Friday, February 4, 2011

Healing the World

Our Minister of Music Dennis has inspired me to think about my favorite hymn on love: “Joyful, Joyful, We Adore Thee,” number 7 in The Baptist Hymnal. It begins, “Joyful, joyful, we adore Thee, God of glory Lord of love,” and ends, “God our Father, Christ our brother, all who live in love are thine. Teach us how to love each other. Lift us to the joy divine.” The words are by Henry van Dyke, a popular Presbyterian preacher, poet, and writer in the last half of the nineteenth century. His meditation on First Corinthians 13 is a powerful little book titled, The Greatest Thing in the World. Learning to love each other is the greatest thing in the world.

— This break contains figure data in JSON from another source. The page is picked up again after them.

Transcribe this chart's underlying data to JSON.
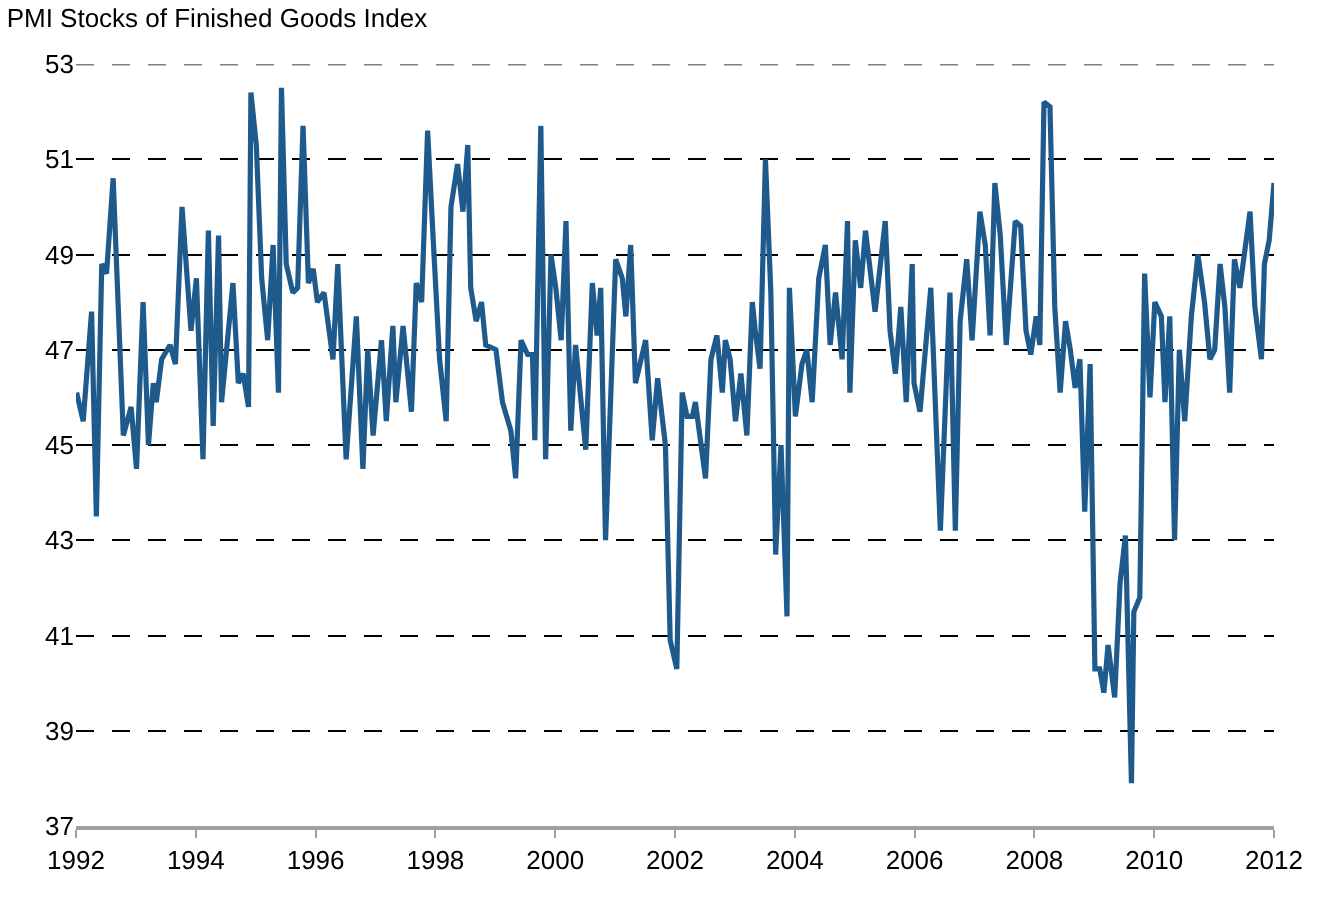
{
  "chart_data": {
    "type": "line",
    "title": "PMI Stocks of Finished Goods Index",
    "x": [
      1992.01,
      1992.12,
      1992.26,
      1992.34,
      1992.43,
      1992.51,
      1992.62,
      1992.79,
      1992.92,
      1993.01,
      1993.12,
      1993.21,
      1993.29,
      1993.34,
      1993.43,
      1993.57,
      1993.66,
      1993.77,
      1993.92,
      1994.01,
      1994.12,
      1994.21,
      1994.29,
      1994.38,
      1994.43,
      1994.62,
      1994.71,
      1994.79,
      1994.88,
      1994.92,
      1995.01,
      1995.1,
      1995.2,
      1995.29,
      1995.38,
      1995.43,
      1995.51,
      1995.62,
      1995.7,
      1995.79,
      1995.88,
      1995.96,
      1996.03,
      1996.14,
      1996.29,
      1996.37,
      1996.51,
      1996.68,
      1996.79,
      1996.87,
      1996.96,
      1997.1,
      1997.18,
      1997.29,
      1997.34,
      1997.46,
      1997.6,
      1997.68,
      1997.77,
      1997.87,
      1997.96,
      1998.07,
      1998.18,
      1998.26,
      1998.37,
      1998.46,
      1998.54,
      1998.59,
      1998.68,
      1998.77,
      1998.84,
      1999.01,
      1999.12,
      1999.26,
      1999.34,
      1999.43,
      1999.54,
      1999.62,
      1999.66,
      1999.76,
      1999.84,
      1999.93,
      2000.01,
      2000.1,
      2000.18,
      2000.26,
      2000.34,
      2000.51,
      2000.62,
      2000.7,
      2000.76,
      2000.84,
      2001.01,
      2001.12,
      2001.18,
      2001.26,
      2001.34,
      2001.51,
      2001.62,
      2001.71,
      2001.84,
      2001.92,
      2002.03,
      2002.12,
      2002.2,
      2002.29,
      2002.34,
      2002.51,
      2002.6,
      2002.7,
      2002.79,
      2002.84,
      2002.92,
      2003.01,
      2003.1,
      2003.2,
      2003.29,
      2003.34,
      2003.42,
      2003.51,
      2003.6,
      2003.68,
      2003.77,
      2003.87,
      2003.91,
      2004.01,
      2004.12,
      2004.2,
      2004.29,
      2004.4,
      2004.51,
      2004.59,
      2004.68,
      2004.79,
      2004.88,
      2004.92,
      2005.01,
      2005.1,
      2005.18,
      2005.34,
      2005.51,
      2005.59,
      2005.68,
      2005.77,
      2005.86,
      2005.96,
      2005.99,
      2006.09,
      2006.27,
      2006.43,
      2006.59,
      2006.68,
      2006.76,
      2006.87,
      2006.96,
      2007.09,
      2007.18,
      2007.26,
      2007.34,
      2007.43,
      2007.53,
      2007.68,
      2007.77,
      2007.86,
      2007.94,
      2008.03,
      2008.09,
      2008.16,
      2008.26,
      2008.34,
      2008.43,
      2008.52,
      2008.6,
      2008.68,
      2008.76,
      2008.84,
      2008.93,
      2009.01,
      2009.09,
      2009.16,
      2009.23,
      2009.34,
      2009.43,
      2009.52,
      2009.62,
      2009.66,
      2009.76,
      2009.84,
      2009.93,
      2010.01,
      2010.12,
      2010.18,
      2010.26,
      2010.34,
      2010.42,
      2010.51,
      2010.62,
      2010.73,
      2010.84,
      2010.93,
      2011.01,
      2011.1,
      2011.18,
      2011.26,
      2011.34,
      2011.43,
      2011.6,
      2011.68,
      2011.79,
      2011.84,
      2011.92,
      2012.0
    ],
    "series": [
      {
        "color": "#1f5a8c",
        "values": [
          46.1,
          45.5,
          47.8,
          43.5,
          48.8,
          48.6,
          50.6,
          45.2,
          45.8,
          44.5,
          48.0,
          45.0,
          46.3,
          45.9,
          46.8,
          47.1,
          46.7,
          50.0,
          47.4,
          48.5,
          44.7,
          49.5,
          45.4,
          49.4,
          45.9,
          48.4,
          46.3,
          46.5,
          45.8,
          52.4,
          51.3,
          48.5,
          47.2,
          49.2,
          46.1,
          52.5,
          48.8,
          48.2,
          48.3,
          51.7,
          48.4,
          48.7,
          48.0,
          48.2,
          46.8,
          48.8,
          44.7,
          47.7,
          44.5,
          47.0,
          45.2,
          47.2,
          45.5,
          47.5,
          45.9,
          47.5,
          45.7,
          48.4,
          48.0,
          51.6,
          49.4,
          46.8,
          45.5,
          50.0,
          50.9,
          49.9,
          51.3,
          48.3,
          47.6,
          48.0,
          47.1,
          47.0,
          45.9,
          45.3,
          44.3,
          47.2,
          46.9,
          46.9,
          45.1,
          51.7,
          44.7,
          49.0,
          48.3,
          47.2,
          49.7,
          45.3,
          47.1,
          44.9,
          48.4,
          47.3,
          48.3,
          43.0,
          48.9,
          48.5,
          47.7,
          49.2,
          46.3,
          47.2,
          45.1,
          46.4,
          45.0,
          40.9,
          40.3,
          46.1,
          45.6,
          45.6,
          45.9,
          44.3,
          46.8,
          47.3,
          46.1,
          47.2,
          46.8,
          45.5,
          46.5,
          45.2,
          48.0,
          47.4,
          46.6,
          51.0,
          48.2,
          42.7,
          45.0,
          41.4,
          48.3,
          45.6,
          46.7,
          47.0,
          45.9,
          48.5,
          49.2,
          47.1,
          48.2,
          46.8,
          49.7,
          46.1,
          49.3,
          48.3,
          49.5,
          47.8,
          49.7,
          47.4,
          46.5,
          47.9,
          45.9,
          48.8,
          46.3,
          45.7,
          48.3,
          43.2,
          48.2,
          43.2,
          47.6,
          48.9,
          47.2,
          49.9,
          49.2,
          47.3,
          50.5,
          49.4,
          47.1,
          49.7,
          49.6,
          47.4,
          46.9,
          47.7,
          47.1,
          52.2,
          52.1,
          47.9,
          46.1,
          47.6,
          47.0,
          46.2,
          46.8,
          43.6,
          46.7,
          40.3,
          40.3,
          39.8,
          40.8,
          39.7,
          42.1,
          43.1,
          37.9,
          41.5,
          41.8,
          48.6,
          46.0,
          48.0,
          47.7,
          45.9,
          47.7,
          43.0,
          47.0,
          45.5,
          47.7,
          49.0,
          48.0,
          46.8,
          47.0,
          48.8,
          47.9,
          46.1,
          48.9,
          48.3,
          49.9,
          47.9,
          46.8,
          48.8,
          49.3,
          50.5
        ]
      }
    ],
    "xlim": [
      1992,
      2012
    ],
    "xticks": [
      1992,
      1994,
      1996,
      1998,
      2000,
      2002,
      2004,
      2006,
      2008,
      2010,
      2012
    ],
    "ylim": [
      37,
      53
    ],
    "yticks": [
      37,
      39,
      41,
      43,
      45,
      47,
      49,
      51,
      53
    ],
    "grid": "y",
    "marker": "none",
    "line_style": "solid"
  }
}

One of van Dyke’s most popular stories, The Story of the Other Wise Man (1896), is a parable about loving people. He adds Artaban, to the story of the three Wise Men in the Bible. Artaban sells all he owns to bring three precious jewels to the newly born Christ child. All along his way to meet the baby Jesus, however, people who need his aid delay him, and as a result, he finally uses up all his precious jewels to help people and never gets to see the baby Jesus. In the end, Arbatan has a vision of Jesus Christ telling him that in helping others, he has seen and helped Christ himself.

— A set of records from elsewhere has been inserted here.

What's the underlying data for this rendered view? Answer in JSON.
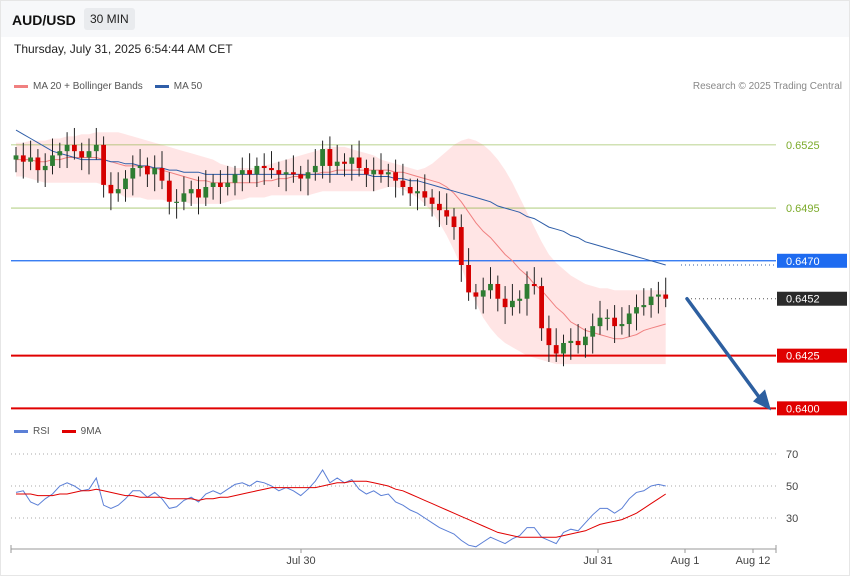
{
  "header": {
    "symbol": "AUD/USD",
    "timeframe": "30 MIN",
    "datetime": "Thursday, July 31, 2025 6:54:44 AM CET"
  },
  "legend": {
    "ma20": {
      "label": "MA 20 + Bollinger Bands",
      "color": "#f08080"
    },
    "ma50": {
      "label": "MA 50",
      "color": "#2f5ea8"
    },
    "rsi": {
      "label": "RSI",
      "color": "#5b7fd6"
    },
    "rsi_ma": {
      "label": "9MA",
      "color": "#e00000"
    }
  },
  "copyright": "Research © 2025 Trading Central",
  "chart_data": {
    "type": "candlestick",
    "price_axis": {
      "min": 0.6394,
      "max": 0.6542
    },
    "levels": [
      {
        "label": "0.6525",
        "value": 0.6525,
        "kind": "resistance",
        "color": "#7cab2a"
      },
      {
        "label": "0.6495",
        "value": 0.6495,
        "kind": "resistance",
        "color": "#7cab2a"
      },
      {
        "label": "0.6470",
        "value": 0.647,
        "kind": "pivot",
        "color": "#1e6bf0"
      },
      {
        "label": "0.6452",
        "value": 0.6452,
        "kind": "last",
        "color": "#2b2b2b"
      },
      {
        "label": "0.6425",
        "value": 0.6425,
        "kind": "target",
        "color": "#e00000"
      },
      {
        "label": "0.6400",
        "value": 0.64,
        "kind": "target",
        "color": "#e00000"
      }
    ],
    "x_labels": [
      "Jul 30",
      "Jul 31",
      "Aug 1",
      "Aug 12"
    ],
    "rsi_axis": {
      "min": 10,
      "max": 75,
      "ticks": [
        "70",
        "50",
        "30"
      ]
    },
    "closes": [
      0.652,
      0.6517,
      0.6519,
      0.6513,
      0.6515,
      0.652,
      0.6522,
      0.6525,
      0.6522,
      0.6519,
      0.6522,
      0.6525,
      0.6506,
      0.6502,
      0.6504,
      0.6509,
      0.6514,
      0.6515,
      0.6511,
      0.6514,
      0.6508,
      0.6498,
      0.6498,
      0.6502,
      0.6504,
      0.65,
      0.6505,
      0.6507,
      0.6505,
      0.6507,
      0.6511,
      0.6513,
      0.6511,
      0.6515,
      0.6514,
      0.6513,
      0.6511,
      0.6512,
      0.6511,
      0.6509,
      0.6512,
      0.6515,
      0.6523,
      0.6515,
      0.6517,
      0.6516,
      0.6519,
      0.6514,
      0.6511,
      0.6513,
      0.6511,
      0.6512,
      0.6508,
      0.6505,
      0.6502,
      0.6503,
      0.65,
      0.6497,
      0.6494,
      0.6491,
      0.6486,
      0.6468,
      0.6455,
      0.6453,
      0.6456,
      0.6459,
      0.6452,
      0.6448,
      0.6451,
      0.6452,
      0.6459,
      0.6458,
      0.6438,
      0.643,
      0.6426,
      0.6431,
      0.6432,
      0.643,
      0.6434,
      0.6439,
      0.6443,
      0.6443,
      0.6439,
      0.644,
      0.6445,
      0.6448,
      0.6449,
      0.6453,
      0.6454,
      0.6452
    ],
    "ma20": [
      0.6518,
      0.6518,
      0.6518,
      0.6517,
      0.6517,
      0.6518,
      0.6518,
      0.6519,
      0.6519,
      0.6519,
      0.6519,
      0.6519,
      0.6518,
      0.6517,
      0.6516,
      0.6515,
      0.6515,
      0.6515,
      0.6514,
      0.6514,
      0.6513,
      0.6512,
      0.6511,
      0.651,
      0.6509,
      0.6508,
      0.6508,
      0.6507,
      0.6507,
      0.6507,
      0.6507,
      0.6507,
      0.6507,
      0.6507,
      0.6508,
      0.6508,
      0.6509,
      0.6509,
      0.651,
      0.651,
      0.6511,
      0.6511,
      0.6512,
      0.6512,
      0.6513,
      0.6513,
      0.6513,
      0.6513,
      0.6513,
      0.6513,
      0.6513,
      0.6513,
      0.6512,
      0.6512,
      0.6511,
      0.651,
      0.6509,
      0.6508,
      0.6507,
      0.6505,
      0.6502,
      0.6498,
      0.6493,
      0.6488,
      0.6484,
      0.6481,
      0.6477,
      0.6473,
      0.647,
      0.6466,
      0.6463,
      0.6459,
      0.6456,
      0.6452,
      0.6448,
      0.6445,
      0.6441,
      0.6439,
      0.6437,
      0.6436,
      0.6435,
      0.6434,
      0.6433,
      0.6433,
      0.6434,
      0.6435,
      0.6437,
      0.6438,
      0.6439,
      0.644
    ],
    "bb_upper": [
      0.6526,
      0.6526,
      0.6527,
      0.6527,
      0.6527,
      0.6528,
      0.6528,
      0.6529,
      0.6529,
      0.653,
      0.653,
      0.6531,
      0.6531,
      0.6531,
      0.6531,
      0.653,
      0.6529,
      0.6528,
      0.6527,
      0.6526,
      0.6525,
      0.6524,
      0.6523,
      0.6522,
      0.6521,
      0.652,
      0.6519,
      0.6518,
      0.6516,
      0.6515,
      0.6514,
      0.6514,
      0.6514,
      0.6514,
      0.6515,
      0.6516,
      0.6517,
      0.6518,
      0.6519,
      0.652,
      0.6521,
      0.6522,
      0.6523,
      0.6524,
      0.6524,
      0.6524,
      0.6523,
      0.6522,
      0.6521,
      0.652,
      0.6518,
      0.6517,
      0.6516,
      0.6515,
      0.6514,
      0.6513,
      0.6514,
      0.6516,
      0.6519,
      0.6522,
      0.6525,
      0.6527,
      0.6528,
      0.6527,
      0.6525,
      0.6522,
      0.6518,
      0.6513,
      0.6507,
      0.65,
      0.6493,
      0.6486,
      0.6479,
      0.6473,
      0.6469,
      0.6466,
      0.6463,
      0.6461,
      0.6459,
      0.6458,
      0.6457,
      0.6457,
      0.6456,
      0.6456,
      0.6456,
      0.6456,
      0.6456,
      0.6456,
      0.6456,
      0.6456
    ],
    "bb_lower": [
      0.651,
      0.651,
      0.6509,
      0.6508,
      0.6507,
      0.6507,
      0.6507,
      0.6507,
      0.6507,
      0.6507,
      0.6507,
      0.6507,
      0.6506,
      0.6504,
      0.6502,
      0.65,
      0.65,
      0.65,
      0.6499,
      0.6499,
      0.6499,
      0.6498,
      0.6498,
      0.6498,
      0.6497,
      0.6497,
      0.6497,
      0.6497,
      0.6497,
      0.6498,
      0.6499,
      0.6499,
      0.65,
      0.65,
      0.65,
      0.6501,
      0.6501,
      0.6501,
      0.6501,
      0.6501,
      0.6501,
      0.6502,
      0.6503,
      0.6503,
      0.6503,
      0.6503,
      0.6503,
      0.6503,
      0.6503,
      0.6503,
      0.6504,
      0.6505,
      0.6505,
      0.6504,
      0.6502,
      0.65,
      0.6497,
      0.6493,
      0.6488,
      0.6482,
      0.6475,
      0.6467,
      0.6458,
      0.645,
      0.6443,
      0.6438,
      0.6434,
      0.6431,
      0.6429,
      0.6427,
      0.6425,
      0.6424,
      0.6423,
      0.6422,
      0.6421,
      0.6421,
      0.6421,
      0.6421,
      0.6421,
      0.6421,
      0.6421,
      0.6421,
      0.6421,
      0.6421,
      0.6421,
      0.6421,
      0.6421,
      0.6421,
      0.6421,
      0.6421
    ],
    "ma50": [
      0.6532,
      0.653,
      0.6528,
      0.6526,
      0.6524,
      0.6522,
      0.6521,
      0.652,
      0.6519,
      0.6518,
      0.6518,
      0.6518,
      0.6518,
      0.6517,
      0.6517,
      0.6516,
      0.6516,
      0.6515,
      0.6515,
      0.6514,
      0.6514,
      0.6513,
      0.6513,
      0.6512,
      0.6512,
      0.6512,
      0.6511,
      0.6511,
      0.6511,
      0.6511,
      0.6511,
      0.6511,
      0.6511,
      0.6511,
      0.6511,
      0.6511,
      0.6511,
      0.6511,
      0.6511,
      0.6511,
      0.6511,
      0.6511,
      0.6511,
      0.6511,
      0.6511,
      0.6511,
      0.6511,
      0.6511,
      0.6511,
      0.651,
      0.651,
      0.651,
      0.6509,
      0.6509,
      0.6508,
      0.6508,
      0.6507,
      0.6506,
      0.6505,
      0.6504,
      0.6503,
      0.6502,
      0.6501,
      0.65,
      0.6499,
      0.6498,
      0.6496,
      0.6495,
      0.6494,
      0.6493,
      0.6491,
      0.649,
      0.6488,
      0.6486,
      0.6485,
      0.6484,
      0.6482,
      0.6481,
      0.6479,
      0.6478,
      0.6477,
      0.6476,
      0.6475,
      0.6474,
      0.6473,
      0.6472,
      0.6471,
      0.647,
      0.6469,
      0.6468
    ],
    "rsi": [
      46,
      47,
      40,
      38,
      42,
      45,
      50,
      52,
      50,
      47,
      48,
      55,
      38,
      36,
      38,
      42,
      47,
      47,
      43,
      46,
      42,
      36,
      37,
      41,
      43,
      40,
      45,
      47,
      45,
      48,
      51,
      52,
      50,
      53,
      52,
      50,
      47,
      49,
      47,
      44,
      48,
      53,
      60,
      52,
      55,
      52,
      54,
      48,
      45,
      47,
      44,
      45,
      40,
      38,
      35,
      33,
      30,
      27,
      24,
      22,
      20,
      16,
      13,
      12,
      15,
      18,
      16,
      14,
      17,
      19,
      24,
      24,
      18,
      16,
      14,
      21,
      23,
      22,
      27,
      32,
      36,
      36,
      33,
      36,
      42,
      46,
      47,
      50,
      51,
      50
    ],
    "rsi_ma": [
      45,
      45,
      45,
      44,
      44,
      44,
      45,
      45,
      46,
      47,
      47,
      48,
      47,
      46,
      45,
      44,
      44,
      43,
      43,
      43,
      43,
      42,
      42,
      42,
      42,
      41,
      42,
      42,
      43,
      43,
      44,
      45,
      46,
      47,
      48,
      49,
      49,
      49,
      49,
      49,
      49,
      49,
      50,
      51,
      52,
      52,
      53,
      53,
      53,
      52,
      51,
      50,
      48,
      47,
      45,
      43,
      41,
      39,
      37,
      35,
      33,
      31,
      29,
      27,
      25,
      23,
      21,
      20,
      19,
      18,
      18,
      18,
      18,
      18,
      18,
      19,
      20,
      21,
      22,
      24,
      26,
      27,
      28,
      29,
      31,
      33,
      36,
      39,
      42,
      45
    ],
    "forecast": {
      "from": 0.6452,
      "to": 0.64
    }
  }
}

The scenes of violence in Cairo, Egypt are hard to watch. Our hearts go out to the people who are caught up in the chaos. We pray for the people of Egypt and hope that the violence will stop before more people are killed and injured. How can we make a difference?

As people who follow Christ, we want to be part of healing the world. Jesus’ words apply to us: “Blessed are the peacemakers for they will be called the children of God,” and “You are the salt of the earth. You are the light of the world.” As we learn to respond in compassion to people in their needs and fears, we become peacemakers, salt and light in the world. Since we can’t change the whole world, we concentrate on learning to love. Henri Nouwen wrote, “All people, whatever their color, religion, or sex, belong to humankind and are called to be kind to one another, treating one another as brothers and sisters. There is hardly a day in our lives in which we are not called to this.”